Isu Terkini

Cerita Perjuangan Keras Penari Ratoh Jaroe di Asian Games 2018 (Part I)

Ramadhan — Asumsi.co

featured image

Tari Ratoh Jaroe berhasil memukau puluhan ribu pasang mata penonton pembukaan Asian Games 2018 di Stadion Utama Gelora Bung Karno, Senayan, Jakarta, Sabtu, 18 Agustus. Bukan hanya mereka yang langsung menonton di SUGBK, tapi juga yang menyaksikan dari layar kaca.

Ditampilkan oleh 1.600 penari dari 18 SMA se-DKI Jakarta, tarian asal Aceh itu pun menyisakan banyak cerita unik. Misal, pada awalnya publik sempat mengira tarian ini adalah Tari Saman. Namun belakangan banyak yang menjelaskan perbedaan keduanya.
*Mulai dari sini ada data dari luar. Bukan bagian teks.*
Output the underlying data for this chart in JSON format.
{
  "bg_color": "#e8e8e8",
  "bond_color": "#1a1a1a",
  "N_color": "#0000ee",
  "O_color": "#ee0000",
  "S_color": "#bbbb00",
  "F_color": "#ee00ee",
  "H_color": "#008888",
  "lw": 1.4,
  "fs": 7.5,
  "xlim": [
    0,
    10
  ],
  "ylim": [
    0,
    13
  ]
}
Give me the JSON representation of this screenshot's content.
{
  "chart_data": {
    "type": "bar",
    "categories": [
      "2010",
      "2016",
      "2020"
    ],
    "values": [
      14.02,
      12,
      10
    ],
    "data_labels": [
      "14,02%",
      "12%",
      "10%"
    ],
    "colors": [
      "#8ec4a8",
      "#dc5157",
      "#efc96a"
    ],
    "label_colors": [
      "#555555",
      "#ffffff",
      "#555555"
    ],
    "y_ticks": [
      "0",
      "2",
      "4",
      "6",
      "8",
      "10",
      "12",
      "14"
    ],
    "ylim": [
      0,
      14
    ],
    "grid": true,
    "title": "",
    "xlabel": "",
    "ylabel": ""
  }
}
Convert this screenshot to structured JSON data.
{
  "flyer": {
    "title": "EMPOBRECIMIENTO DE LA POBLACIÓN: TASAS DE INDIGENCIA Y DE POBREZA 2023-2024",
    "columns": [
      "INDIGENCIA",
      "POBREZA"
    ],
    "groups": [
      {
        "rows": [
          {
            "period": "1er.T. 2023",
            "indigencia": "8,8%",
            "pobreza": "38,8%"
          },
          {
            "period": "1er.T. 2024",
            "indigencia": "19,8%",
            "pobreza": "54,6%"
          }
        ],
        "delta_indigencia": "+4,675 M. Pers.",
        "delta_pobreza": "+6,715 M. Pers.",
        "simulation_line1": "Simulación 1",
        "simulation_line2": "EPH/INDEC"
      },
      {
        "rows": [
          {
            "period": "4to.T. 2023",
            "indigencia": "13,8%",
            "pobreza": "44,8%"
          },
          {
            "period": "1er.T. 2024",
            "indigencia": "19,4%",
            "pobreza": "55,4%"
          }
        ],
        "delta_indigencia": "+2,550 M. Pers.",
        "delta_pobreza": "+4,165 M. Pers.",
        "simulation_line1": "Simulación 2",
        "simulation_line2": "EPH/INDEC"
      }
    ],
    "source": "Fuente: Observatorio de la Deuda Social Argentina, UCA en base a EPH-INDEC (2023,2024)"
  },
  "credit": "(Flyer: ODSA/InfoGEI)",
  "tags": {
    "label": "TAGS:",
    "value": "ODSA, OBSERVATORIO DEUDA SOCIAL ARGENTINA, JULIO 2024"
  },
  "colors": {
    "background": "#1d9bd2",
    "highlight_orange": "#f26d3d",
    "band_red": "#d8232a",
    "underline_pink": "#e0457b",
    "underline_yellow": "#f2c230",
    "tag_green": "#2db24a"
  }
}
Secara umum, Tari Saman dilakukan pria dalam jumlah ganjil serta diiringi syair yang dilantunkan para penarinya. Tarian ini memadukan tepukan tangan dan tepukan dada dan dipimpin oleh beberapa penari yang duduk di tengah. Sementara Tari Ratoh Jaroe dilakukan perempuan dalam jumlah genap dan dikendalikan oleh dua orang yang duduk di luar formasi penari. Selain itu, Tari Ratoh Jaroe diiringi musik eksternal, atau di luar para penarinya dan gerakannya tak banyak melibatkan tepukan dada.

Kembali pada pembukaan acara olahraga terbesar se-Asia ini, jika dilihat dari udara, Tarian Ratoh Jaroeh benar-benar indah. Terutama saat membentuk bendera Merah Putih. Menariknya, ketika sorot kamera diperbesar, tampak ribuan penari muda yang berjuang keras untuk menyajikan keindahan.

Asumsi.co berbincang dengan tiga penari Tarian Ratoh Jaroe untuk mencari tau cerita perjuangan keras mereka yang jadi bagian kecil dan menyatu dalam tarian kolosal tersebut di acara pembukaan Asian Games 2018. Seperti apa ceritanya?

Berawal dari Ikut Seleksi

Dinda Rizki Tri Pratiwi, siswi kelas XII SMA 24 Jakarta menceritakan awal mula bisa ikut serta jadi salah satu dari 1.600 penari Ratoh Jaroe pada pembukaan Asian Games 2018. Dinda mengaku harus mengikuti seleksi lebih dulu.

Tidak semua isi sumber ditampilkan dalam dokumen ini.